The real problem is not that manufacturing employment is permanently contracting, but rather that what we've got to replace it isn't turning out to be as good as what had been hoped for. The promise was that instead of being laborers making stuff, many of our people would become technicians programming, maintaining, and repairing the machines that were making stuff. It hasn't turned out that way. Between the internet and globalization, many of the "knowledge-worker" jobs have migrated overseas much sooner than anticipated. What we are left with are low wage service jobs: food service, retail sales, tourism, etc.
A huge portion of the blame for this falls upon our school system. The truth of the matter is that the average high school graduate in countries like India or China probably is much better educated than the typical product of our US schools. Why, then, should anyone hire our graduates when they can get the overseas graduates for a fraction of the cost? Several decades of foolishness are now taking their toll, and the bills are finally coming due. Because we have raised up a generation of uneducated, ignorant brats, it is inevitable that the well-paying jobs are no longer here, but rather at places where a better-educated talent pool is available.
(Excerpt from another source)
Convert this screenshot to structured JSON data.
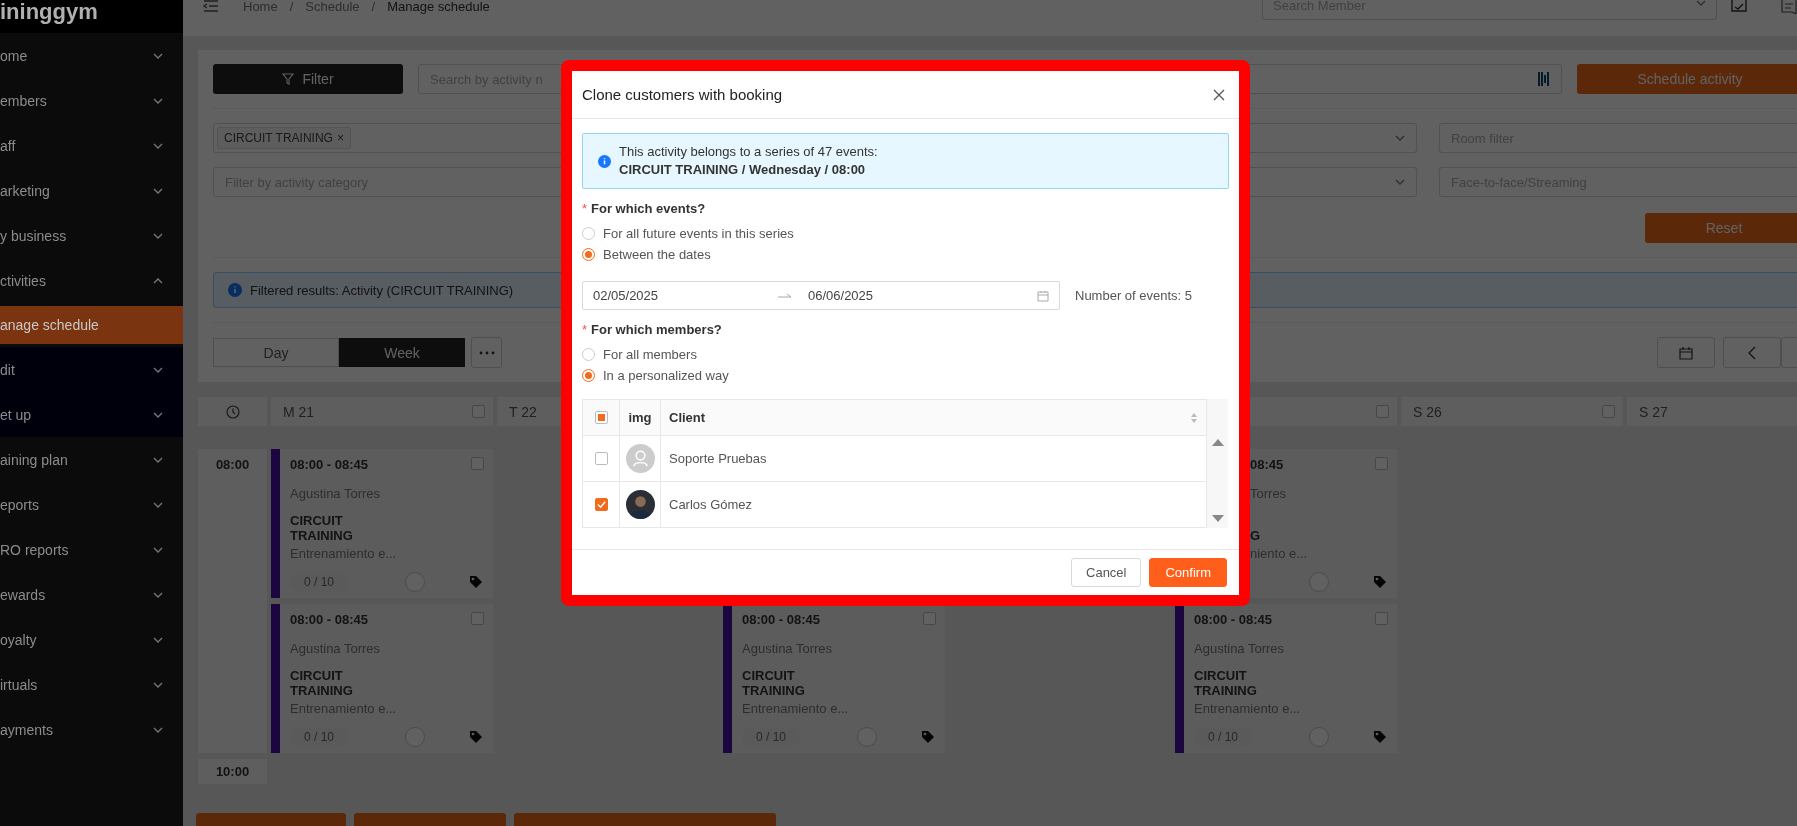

The one thing we do have going for us is our military. We're the best in the world. There should be a good business in providing global security services. But that would require RECEIVING billions in funding from our clients, instead of it going the other direction. Understandably, we're not the kind of people that are comfortable with exacting tribute, or making our young people serve as mercenaries. But if we don't face up to reality and start getting serious about educating our children, that may be about the only "service economy" employment option left open to them.